July - December 2016 | Vol 1 | Issue 1 | Page : 1-2
Pranav Bansal1, Ruchika Kathuria2
1Professor and Head, Department of Anaesthesiology, BPS Govt. Medical College for Women, Khanpur Kalan, Sonipat, Haryana.
2DNB Resident, Department of Anaesthesiology, BPS Govt. Medical College for Women, Khanpur Kalan, Sonipat, Haryana.
Use of ultrasonography in Anesthesiology & Critical Care has evolved over the last decade and has been the most happening addition to this speciality. The spectrum of ultrasonography is still enhancing rapidly with the field of pain management also not remaining untouched by its widespread applications.
Today, in most of the conferences, panels, CME’s and scientific publications, sonography has established a permanent stature by its remarkable presence on all these forums. Social media sites such as you tube are serving as new teachers for video graphic demonstration of ultrasound guided procedures, that have been posted by universities of international repute and equipment supplying companies to promote education, interest and insight for users and researchers.
Modern ultrasound machines are not only more compact and portable, have better resolution and enhanced tissue penetration, thus making it a handy tool for identification and desired intervention in various body structures.
Ultrasonography is becoming an important tool for anesthesiologists, pain specialists and intensivist and is playing a vital role in central venous access, regional anesthesia for nerve blocks, cardio-pulmonary examination in critical care units, rapid examination of abdominal organs in emergency and trauma care units, and as a tool for evaluation peri-operative cardiac function via trans-oesophageal or trans-thoracic routes.

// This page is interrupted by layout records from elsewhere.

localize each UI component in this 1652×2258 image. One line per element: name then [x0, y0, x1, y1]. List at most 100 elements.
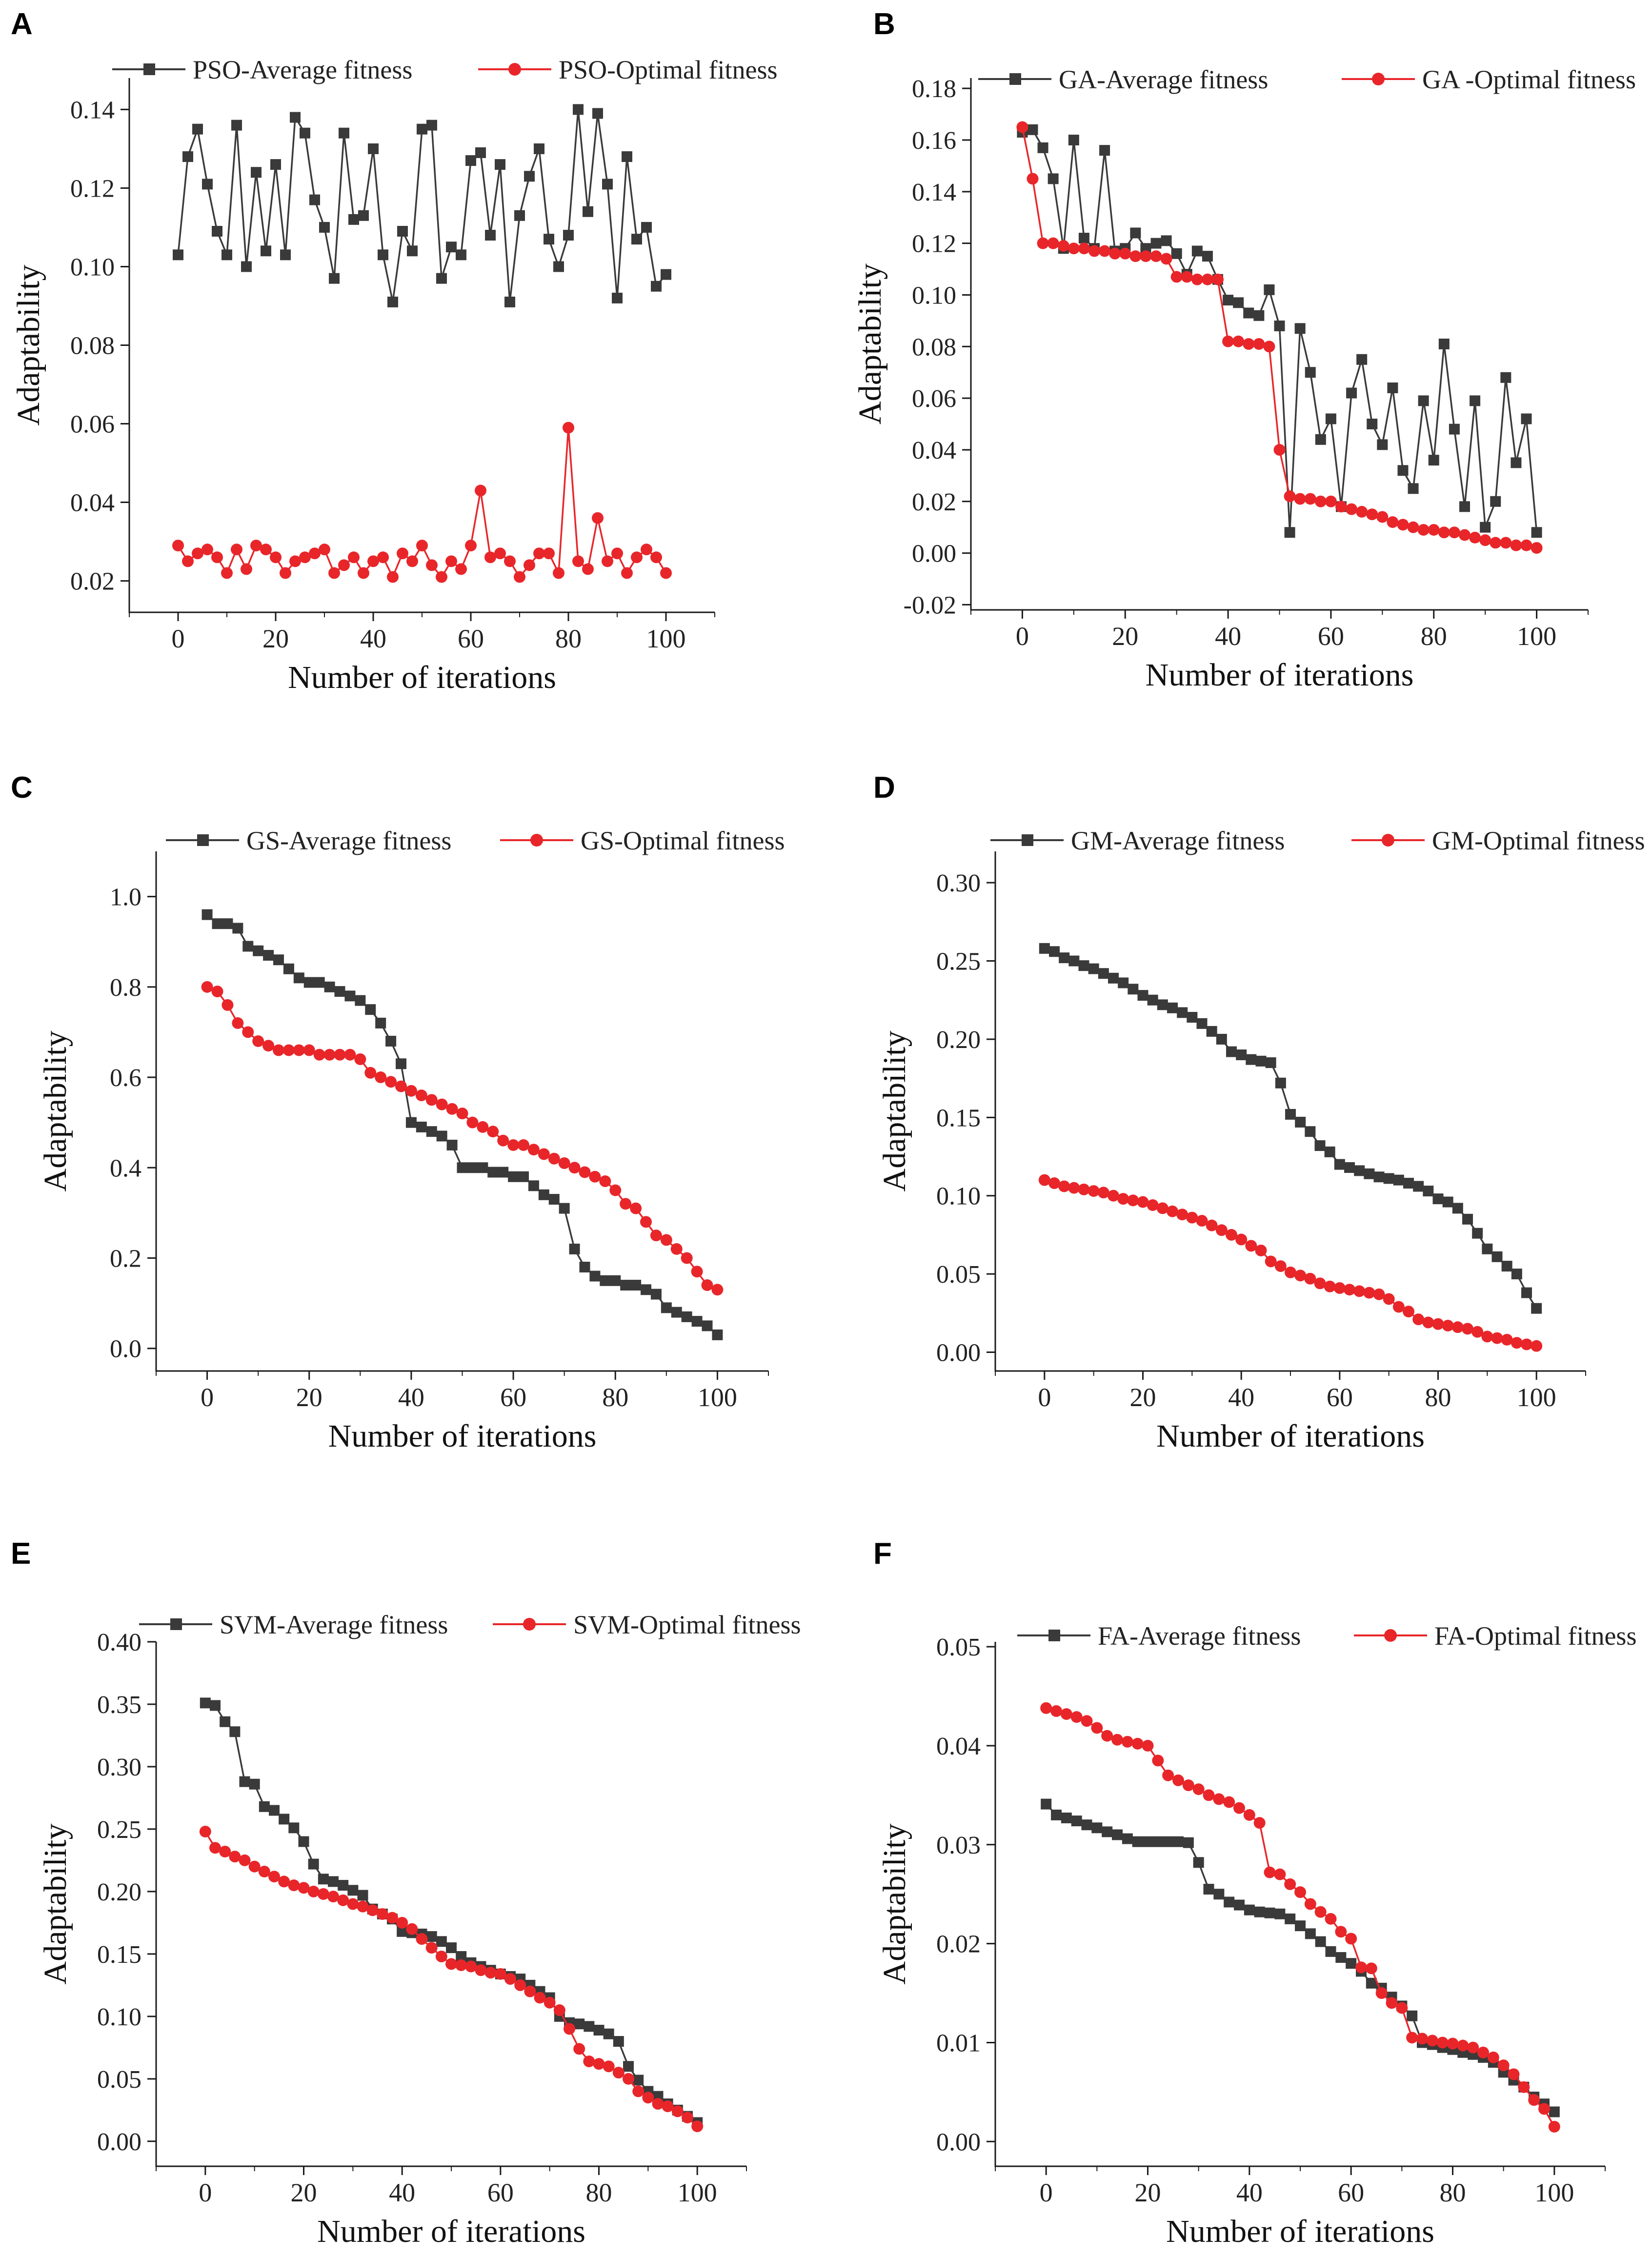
- x-tick-label: 60: [1318, 622, 1344, 651]
- average-fitness-point: [269, 1805, 280, 1816]
- average-fitness-point: [1142, 1836, 1153, 1847]
- optimal-fitness-point: [1108, 1189, 1119, 1202]
- optimal-fitness-point: [487, 1126, 499, 1138]
- optimal-fitness-point: [579, 1166, 591, 1178]
- average-fitness-point: [1226, 1046, 1237, 1057]
- x-tick-label: 60: [458, 624, 484, 653]
- optimal-fitness-point: [366, 1904, 379, 1916]
- y-tick-label: 0.02: [70, 568, 115, 596]
- average-fitness-point: [1393, 1174, 1404, 1186]
- optimal-fitness-point: [397, 547, 408, 560]
- optimal-fitness-point: [1213, 1793, 1225, 1805]
- y-tick-label: 0.01: [936, 2029, 981, 2057]
- optimal-fitness-point: [1068, 1182, 1080, 1194]
- average-fitness-point: [1224, 1896, 1235, 1908]
- average-fitness-point: [387, 296, 398, 307]
- average-fitness-point: [1137, 990, 1148, 1001]
- optimal-fitness-point: [1467, 2041, 1479, 2054]
- average-fitness-point: [397, 226, 408, 237]
- optimal-fitness-point: [1016, 121, 1028, 133]
- x-tick-label: 60: [500, 1383, 526, 1412]
- optimal-fitness-point: [1304, 1898, 1316, 1910]
- optimal-fitness-point: [533, 547, 545, 560]
- average-fitness-point: [1041, 1798, 1052, 1810]
- average-fitness-point: [1305, 1126, 1316, 1137]
- optimal-fitness-point: [1518, 2081, 1530, 2093]
- x-tick-label: 60: [487, 2178, 514, 2207]
- optimal-fitness-point: [1500, 537, 1512, 549]
- optimal-fitness-point: [1142, 1739, 1154, 1752]
- average-fitness-point: [1472, 1228, 1483, 1239]
- average-fitness-point: [308, 1858, 319, 1870]
- optimal-fitness-point: [609, 1184, 622, 1196]
- optimal-fitness-point: [465, 1960, 477, 1973]
- average-fitness-point: [318, 1874, 329, 1885]
- optimal-fitness-point: [1508, 2068, 1520, 2080]
- optimal-fitness-point: [660, 567, 672, 579]
- optimal-fitness-point: [1548, 2120, 1560, 2133]
- average-fitness-point: [1324, 1146, 1335, 1157]
- average-fitness-point: [1335, 1952, 1347, 1963]
- optimal-fitness-point: [1129, 250, 1142, 262]
- average-fitness-point: [1305, 1928, 1316, 1939]
- panel-letter: C: [11, 771, 33, 805]
- average-fitness-point: [1147, 994, 1158, 1006]
- optimal-fitness-point: [652, 2098, 664, 2110]
- average-fitness-point: [1315, 1936, 1326, 1947]
- optimal-fitness-point: [1356, 505, 1368, 518]
- optimal-fitness-point: [337, 1894, 349, 1906]
- optimal-fitness-point: [1167, 1205, 1178, 1217]
- average-fitness-point: [212, 226, 222, 237]
- average-fitness-point: [1191, 245, 1203, 257]
- average-fitness-point: [1157, 999, 1168, 1010]
- average-fitness-point: [1253, 310, 1265, 321]
- average-fitness-point: [465, 155, 476, 166]
- optimal-fitness-point: [1387, 516, 1399, 528]
- average-fitness-point: [600, 1275, 611, 1286]
- optimal-fitness-point: [1426, 2035, 1438, 2047]
- y-tick-label: 0.02: [936, 1931, 981, 1958]
- average-fitness-point: [518, 1171, 529, 1182]
- optimal-fitness-point: [309, 547, 321, 560]
- optimal-fitness-point: [1491, 1332, 1503, 1344]
- average-fitness-point: [1152, 1836, 1164, 1847]
- optimal-fitness-point: [201, 981, 213, 993]
- optimal-fitness-point: [1294, 493, 1306, 505]
- average-fitness-point: [1531, 527, 1542, 538]
- average-fitness-point: [641, 222, 652, 233]
- optimal-fitness-point: [270, 551, 282, 564]
- optimal-fitness-point: [553, 567, 564, 579]
- average-fitness-point: [270, 159, 281, 170]
- optimal-fitness-point: [229, 1851, 241, 1863]
- average-fitness-point: [329, 273, 340, 284]
- legend-marker: [1048, 1630, 1060, 1641]
- average-fitness-point: [514, 210, 525, 221]
- optimal-fitness-point: [524, 1985, 536, 1997]
- optimal-fitness-point: [548, 1152, 560, 1165]
- average-fitness-point: [1491, 1251, 1503, 1262]
- y-tick-label: 0.08: [70, 332, 115, 360]
- average-fitness-point: [347, 1885, 359, 1896]
- optimal-fitness-point: [211, 551, 223, 564]
- average-fitness-point: [273, 954, 284, 966]
- average-fitness-point: [212, 918, 223, 929]
- average-fitness-point: [1171, 248, 1182, 259]
- optimal-fitness-point: [219, 1846, 231, 1857]
- y-tick-label: 0.03: [936, 1832, 981, 1859]
- y-tick-label: 0.35: [97, 1691, 141, 1719]
- optimal-fitness-point: [592, 512, 604, 524]
- y-tick-label: -0.02: [904, 591, 956, 619]
- y-tick-label: 0.20: [936, 1026, 981, 1054]
- x-tick-label: 80: [586, 2178, 612, 2207]
- average-fitness-point: [242, 941, 254, 952]
- average-fitness-point: [602, 179, 613, 190]
- optimal-fitness-point: [1050, 1705, 1062, 1717]
- optimal-fitness-point: [1263, 341, 1275, 353]
- optimal-fitness-point: [248, 1860, 261, 1873]
- average-fitness-point: [603, 2028, 614, 2039]
- average-fitness-point: [232, 923, 243, 934]
- x-tick-label: 100: [1534, 2178, 1574, 2207]
- optimal-fitness-point: [1346, 503, 1358, 515]
- average-fitness-point: [1112, 1829, 1123, 1840]
- average-fitness-point: [467, 1162, 478, 1173]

In intensive care settings, motion mode ultrasonography has shown promising results in screening out patients at high probability of difficulty weaning from ventilatory support. It allows electronic capture of structures lying cephalad and caudad with respect to diaphragm. Assessment of diaphragmatic excursion by calculating hepatic or splenic downward displacements during spontaneous breathing trials, diaphragm motion and diaphragm thickening fraction by ultrasound have emerged as novel techniques. Trans-oesophageal echocardiography has been used peri-operatively during anesthesia to diagnose ongoing ischemia by detecting fresh regional wall motion abnormalities in patients with ischemic heart disease. It also serves as a sensitive tool for early detection of pulmonary embolism and evaluation of left and right ventricular function, and volume status in patients with severe haemodynamic instability.

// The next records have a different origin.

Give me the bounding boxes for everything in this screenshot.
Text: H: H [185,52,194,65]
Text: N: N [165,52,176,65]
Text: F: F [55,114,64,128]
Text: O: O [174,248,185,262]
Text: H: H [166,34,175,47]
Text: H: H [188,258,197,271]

Ultrasound guided nerve block is now becoming the standard practice in regional anesthesia and has been shown to require less volume of local anesthetic and reduce the incidence of complications.

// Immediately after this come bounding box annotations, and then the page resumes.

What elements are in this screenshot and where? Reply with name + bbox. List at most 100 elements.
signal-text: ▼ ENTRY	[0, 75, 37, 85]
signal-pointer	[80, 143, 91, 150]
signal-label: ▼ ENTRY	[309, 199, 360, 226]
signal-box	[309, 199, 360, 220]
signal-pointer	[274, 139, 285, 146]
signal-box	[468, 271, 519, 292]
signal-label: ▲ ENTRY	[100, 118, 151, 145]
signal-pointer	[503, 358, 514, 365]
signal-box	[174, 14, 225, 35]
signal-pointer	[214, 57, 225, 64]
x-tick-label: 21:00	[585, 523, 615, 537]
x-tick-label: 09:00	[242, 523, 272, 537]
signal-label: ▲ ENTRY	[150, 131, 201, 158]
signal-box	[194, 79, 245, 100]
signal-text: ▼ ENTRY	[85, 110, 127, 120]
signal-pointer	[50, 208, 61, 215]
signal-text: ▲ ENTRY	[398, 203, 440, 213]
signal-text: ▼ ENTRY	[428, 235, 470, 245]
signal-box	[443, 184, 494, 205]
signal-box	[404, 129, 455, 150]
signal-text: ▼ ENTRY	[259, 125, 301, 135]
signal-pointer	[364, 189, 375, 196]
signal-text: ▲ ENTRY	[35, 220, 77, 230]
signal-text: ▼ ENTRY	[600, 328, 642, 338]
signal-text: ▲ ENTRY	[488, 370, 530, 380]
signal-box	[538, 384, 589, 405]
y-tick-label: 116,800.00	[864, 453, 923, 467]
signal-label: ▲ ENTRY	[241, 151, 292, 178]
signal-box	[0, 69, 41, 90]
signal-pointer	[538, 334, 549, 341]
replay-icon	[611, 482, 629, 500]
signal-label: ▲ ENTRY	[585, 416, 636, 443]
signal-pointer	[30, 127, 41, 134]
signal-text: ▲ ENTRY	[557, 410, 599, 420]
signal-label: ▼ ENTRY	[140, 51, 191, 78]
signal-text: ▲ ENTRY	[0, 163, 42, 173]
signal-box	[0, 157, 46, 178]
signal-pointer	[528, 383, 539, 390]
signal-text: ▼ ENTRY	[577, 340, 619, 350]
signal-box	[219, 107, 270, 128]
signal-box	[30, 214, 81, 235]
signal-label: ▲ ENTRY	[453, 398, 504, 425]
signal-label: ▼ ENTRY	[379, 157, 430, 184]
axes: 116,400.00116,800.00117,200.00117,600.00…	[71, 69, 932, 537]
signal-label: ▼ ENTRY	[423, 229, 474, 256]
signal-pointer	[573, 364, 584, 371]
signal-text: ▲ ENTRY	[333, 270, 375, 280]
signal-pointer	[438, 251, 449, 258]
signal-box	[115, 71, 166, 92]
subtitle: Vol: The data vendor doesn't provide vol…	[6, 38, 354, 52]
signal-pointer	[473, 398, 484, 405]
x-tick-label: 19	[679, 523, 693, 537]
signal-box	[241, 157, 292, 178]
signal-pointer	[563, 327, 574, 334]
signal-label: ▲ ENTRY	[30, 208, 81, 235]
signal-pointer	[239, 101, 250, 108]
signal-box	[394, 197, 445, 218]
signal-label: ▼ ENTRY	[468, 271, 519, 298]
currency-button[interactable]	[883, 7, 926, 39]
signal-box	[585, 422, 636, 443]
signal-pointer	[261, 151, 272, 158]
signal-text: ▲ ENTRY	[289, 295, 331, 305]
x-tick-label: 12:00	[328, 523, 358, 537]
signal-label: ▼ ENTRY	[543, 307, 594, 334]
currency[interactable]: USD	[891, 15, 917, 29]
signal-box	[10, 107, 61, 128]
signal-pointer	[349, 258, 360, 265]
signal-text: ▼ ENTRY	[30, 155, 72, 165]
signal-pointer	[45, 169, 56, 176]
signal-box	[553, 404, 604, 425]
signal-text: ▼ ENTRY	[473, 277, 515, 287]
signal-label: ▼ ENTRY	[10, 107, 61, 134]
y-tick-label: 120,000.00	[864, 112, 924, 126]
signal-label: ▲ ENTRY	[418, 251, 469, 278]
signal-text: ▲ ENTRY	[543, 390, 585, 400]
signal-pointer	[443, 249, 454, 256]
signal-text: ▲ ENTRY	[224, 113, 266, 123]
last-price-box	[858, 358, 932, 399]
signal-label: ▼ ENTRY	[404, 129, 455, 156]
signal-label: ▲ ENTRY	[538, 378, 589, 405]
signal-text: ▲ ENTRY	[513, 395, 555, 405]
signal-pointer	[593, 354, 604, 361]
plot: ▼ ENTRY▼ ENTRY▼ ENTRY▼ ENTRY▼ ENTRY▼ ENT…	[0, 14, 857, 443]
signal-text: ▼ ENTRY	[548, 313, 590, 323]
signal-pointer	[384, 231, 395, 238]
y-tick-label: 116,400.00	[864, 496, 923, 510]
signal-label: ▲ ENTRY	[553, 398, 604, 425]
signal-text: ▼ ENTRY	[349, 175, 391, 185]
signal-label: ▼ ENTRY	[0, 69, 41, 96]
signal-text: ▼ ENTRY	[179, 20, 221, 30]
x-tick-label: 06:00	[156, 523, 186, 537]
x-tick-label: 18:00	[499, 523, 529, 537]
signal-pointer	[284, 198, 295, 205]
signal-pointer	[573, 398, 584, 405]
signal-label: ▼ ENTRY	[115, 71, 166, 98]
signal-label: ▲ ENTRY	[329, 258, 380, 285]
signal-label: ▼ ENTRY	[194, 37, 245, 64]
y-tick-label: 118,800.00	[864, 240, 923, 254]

In pain management, the use of ultrasound has been shown to have 100% accuracy in locating the caudal space and guiding epidural needles for caudal injections for low back pain.
In emergent situations, vascular access and airway management are the key components of a successful resuscitation. Although used initially to facilitate central venous access, ultrasound is also being used more commonly to facilitate peripheral venous and arterial access. Ultrasound guidance not only reduces the number of attempts and time, but also the associated complications reported for landmark technique, including incorrect placement of catheters.
Newer applications include the use of laryngeal ultrasound to detect patients at risk of post-extubation stridor, by evaluating peri-cuff airflow. It can also be utilized to assess subglottic diameter, to calculate appropriate endotracheal tube size. Recently, interest has also evoked in localization and access to the depth of epidural and intrathecal spaces in cases of difficult lumbar canal anatomy or in otherwise high risk patients where neuroaxial procedures are warranted.
Use of ultrasound for facet joint injections, lumbar sympathetic blocks, celiac plexus blocks, stellate ganglion blocks and identification of myofascial trigger points has also been described in current literature, but their clinical utility is currently limited due to inadequate trial support, user experience and clinical outcomes. As the ultrasound guidance is becoming standard practice of future, anesthesiologists need to develop a thorough understanding of this technology and practical skills by training themselves.